As Peter Beinart explains in a pointed but well-balanced analysis in The Atlantic today (here), President Obama has largely ignored Iraq, not only in military terms but also in diplomatic and other ways. Beyond withdrawal of troops, he has been delinquent in setting and energetically pursuing a positive Iraq policy. Importantly, the issue is not whether the policy is right but whether there really was any policy at all. Those responsible for foreign policy within the administration, and especially those in the diplomatic corps, have warned repeatedly that indifference and diplomatic apathy could bring deterioration in Iraq. But to do something more concerted would have “meant investing time and energy in Iraq, a country [the Obama Administration] desperately wanted to pivot away from.” And so we arrived where we are today.
The unraveling situation in Iraq proves once again that neglecting troubles is likely to produce the opposite of what we desire — a crisis that cannot be ignored.

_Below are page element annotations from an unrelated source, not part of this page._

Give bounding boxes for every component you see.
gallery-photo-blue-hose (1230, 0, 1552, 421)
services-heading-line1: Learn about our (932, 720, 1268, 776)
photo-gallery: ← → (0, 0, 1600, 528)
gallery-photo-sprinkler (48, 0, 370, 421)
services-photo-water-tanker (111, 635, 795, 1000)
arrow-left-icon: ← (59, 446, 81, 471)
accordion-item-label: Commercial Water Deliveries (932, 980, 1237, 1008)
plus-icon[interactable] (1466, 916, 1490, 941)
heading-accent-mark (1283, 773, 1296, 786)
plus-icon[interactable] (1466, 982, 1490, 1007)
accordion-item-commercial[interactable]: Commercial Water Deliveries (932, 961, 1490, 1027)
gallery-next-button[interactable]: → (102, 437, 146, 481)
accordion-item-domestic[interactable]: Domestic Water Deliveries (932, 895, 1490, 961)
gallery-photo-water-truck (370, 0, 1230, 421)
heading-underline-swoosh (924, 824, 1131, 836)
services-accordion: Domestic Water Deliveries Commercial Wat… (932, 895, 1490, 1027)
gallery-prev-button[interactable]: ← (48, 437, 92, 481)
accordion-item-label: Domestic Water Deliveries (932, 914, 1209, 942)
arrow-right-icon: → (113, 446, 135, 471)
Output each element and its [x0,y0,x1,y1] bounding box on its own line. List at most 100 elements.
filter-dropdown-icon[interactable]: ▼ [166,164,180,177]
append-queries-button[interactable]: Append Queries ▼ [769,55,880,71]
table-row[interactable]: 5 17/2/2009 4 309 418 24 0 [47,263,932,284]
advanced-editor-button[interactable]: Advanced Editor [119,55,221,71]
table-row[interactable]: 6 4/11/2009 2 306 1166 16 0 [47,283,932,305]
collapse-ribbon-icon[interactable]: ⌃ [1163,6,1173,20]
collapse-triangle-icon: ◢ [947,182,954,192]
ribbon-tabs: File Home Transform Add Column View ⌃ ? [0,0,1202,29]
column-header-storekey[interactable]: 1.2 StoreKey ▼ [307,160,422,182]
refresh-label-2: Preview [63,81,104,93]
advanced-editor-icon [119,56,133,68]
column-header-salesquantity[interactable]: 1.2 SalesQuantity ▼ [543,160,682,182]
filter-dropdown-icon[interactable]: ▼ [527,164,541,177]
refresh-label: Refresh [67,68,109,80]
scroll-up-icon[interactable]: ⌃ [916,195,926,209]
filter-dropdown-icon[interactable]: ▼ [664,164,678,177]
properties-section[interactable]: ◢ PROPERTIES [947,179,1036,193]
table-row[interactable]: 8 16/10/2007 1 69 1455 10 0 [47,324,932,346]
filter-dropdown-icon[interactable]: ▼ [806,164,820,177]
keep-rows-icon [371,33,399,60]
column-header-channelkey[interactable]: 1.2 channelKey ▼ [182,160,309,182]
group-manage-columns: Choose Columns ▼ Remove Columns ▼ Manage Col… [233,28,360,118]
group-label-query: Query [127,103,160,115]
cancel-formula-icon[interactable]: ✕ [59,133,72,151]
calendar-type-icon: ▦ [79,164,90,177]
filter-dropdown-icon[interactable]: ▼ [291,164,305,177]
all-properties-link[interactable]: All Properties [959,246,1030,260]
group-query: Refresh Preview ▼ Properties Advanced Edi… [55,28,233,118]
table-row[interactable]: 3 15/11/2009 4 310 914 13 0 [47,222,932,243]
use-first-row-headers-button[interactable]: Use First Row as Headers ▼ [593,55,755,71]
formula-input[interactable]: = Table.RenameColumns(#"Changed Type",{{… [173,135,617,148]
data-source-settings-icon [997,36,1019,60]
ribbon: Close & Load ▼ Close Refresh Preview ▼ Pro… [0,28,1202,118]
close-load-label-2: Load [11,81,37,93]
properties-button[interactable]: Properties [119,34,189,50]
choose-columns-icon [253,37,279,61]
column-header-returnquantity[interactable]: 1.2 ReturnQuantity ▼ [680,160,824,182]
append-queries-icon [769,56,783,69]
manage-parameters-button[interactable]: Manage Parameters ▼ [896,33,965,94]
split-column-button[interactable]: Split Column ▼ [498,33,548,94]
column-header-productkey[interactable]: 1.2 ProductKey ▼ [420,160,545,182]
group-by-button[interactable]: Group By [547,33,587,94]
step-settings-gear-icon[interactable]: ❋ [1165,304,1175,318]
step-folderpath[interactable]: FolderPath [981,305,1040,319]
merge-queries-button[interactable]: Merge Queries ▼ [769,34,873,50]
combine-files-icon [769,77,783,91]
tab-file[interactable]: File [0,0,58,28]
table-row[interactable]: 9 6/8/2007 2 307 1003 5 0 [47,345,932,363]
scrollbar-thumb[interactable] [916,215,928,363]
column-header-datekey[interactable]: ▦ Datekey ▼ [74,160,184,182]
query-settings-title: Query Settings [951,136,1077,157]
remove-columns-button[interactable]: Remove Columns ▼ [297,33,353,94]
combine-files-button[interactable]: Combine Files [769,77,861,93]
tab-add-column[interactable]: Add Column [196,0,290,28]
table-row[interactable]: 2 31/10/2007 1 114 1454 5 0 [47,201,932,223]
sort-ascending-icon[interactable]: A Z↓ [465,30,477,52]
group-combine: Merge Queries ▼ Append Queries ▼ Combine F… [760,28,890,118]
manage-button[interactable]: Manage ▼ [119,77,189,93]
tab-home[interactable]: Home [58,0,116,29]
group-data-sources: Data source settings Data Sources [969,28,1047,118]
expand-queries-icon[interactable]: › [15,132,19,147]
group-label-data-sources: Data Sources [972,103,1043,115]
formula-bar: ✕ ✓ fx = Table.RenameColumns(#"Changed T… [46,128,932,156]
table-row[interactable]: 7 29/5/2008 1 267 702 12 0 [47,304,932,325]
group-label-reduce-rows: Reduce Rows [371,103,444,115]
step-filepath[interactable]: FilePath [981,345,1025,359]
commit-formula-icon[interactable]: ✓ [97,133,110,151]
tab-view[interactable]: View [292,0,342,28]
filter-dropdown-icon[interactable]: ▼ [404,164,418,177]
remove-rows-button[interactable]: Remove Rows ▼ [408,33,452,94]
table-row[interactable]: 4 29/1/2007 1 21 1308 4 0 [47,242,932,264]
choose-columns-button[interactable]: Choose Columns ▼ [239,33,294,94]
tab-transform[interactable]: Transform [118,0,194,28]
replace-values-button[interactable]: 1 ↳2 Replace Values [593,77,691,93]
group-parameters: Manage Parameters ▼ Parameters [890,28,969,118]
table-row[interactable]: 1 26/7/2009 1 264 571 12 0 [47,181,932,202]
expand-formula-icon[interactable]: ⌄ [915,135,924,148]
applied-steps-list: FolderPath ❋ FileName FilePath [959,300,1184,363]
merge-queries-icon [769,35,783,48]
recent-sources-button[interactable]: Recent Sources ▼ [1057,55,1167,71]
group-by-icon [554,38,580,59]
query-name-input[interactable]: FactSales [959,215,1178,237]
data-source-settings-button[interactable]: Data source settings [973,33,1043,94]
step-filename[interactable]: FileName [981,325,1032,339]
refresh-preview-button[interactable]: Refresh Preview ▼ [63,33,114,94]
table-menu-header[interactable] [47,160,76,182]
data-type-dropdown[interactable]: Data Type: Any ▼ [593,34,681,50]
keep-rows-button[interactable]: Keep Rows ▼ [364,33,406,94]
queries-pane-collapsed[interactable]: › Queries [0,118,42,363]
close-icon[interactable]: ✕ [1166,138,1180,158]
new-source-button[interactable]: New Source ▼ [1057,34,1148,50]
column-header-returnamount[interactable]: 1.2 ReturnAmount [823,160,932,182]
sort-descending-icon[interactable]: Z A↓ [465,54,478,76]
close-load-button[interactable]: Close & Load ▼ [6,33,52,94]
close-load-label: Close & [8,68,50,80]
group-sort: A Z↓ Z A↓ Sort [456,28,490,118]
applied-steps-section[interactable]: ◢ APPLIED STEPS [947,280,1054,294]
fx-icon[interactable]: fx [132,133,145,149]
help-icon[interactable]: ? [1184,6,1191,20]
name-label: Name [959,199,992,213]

And if the unfolding human tragedy were not enough to demand our attention, the rise in power and resources of an organized terrorist bloc is unlikely to be confined to the region of Syria and Iraq. If we were to suffer another horrific terrorist attack on American soil, traced back to the terrorist forces rising in Iraq, a future President may have to consider sending American troops back into the deserts of Mesopatamia. Let us pray that day does not come.
Again, like the American people generally, the Mirror of Justice community remains sharply divided on questions about the wisdom of military policies inIraq under the last two administrations. But that disagreement should not overshadow an agreement on the need for vigilance and perseverance, whatever may be the policy formulation. We surely have learned again the lesson that withdrawal and inattention leave us in a world of hurt. At the very least, let us hope the lesson of neglect in foreign policy learned in Iraq does not come too late for the future of Afghanistan.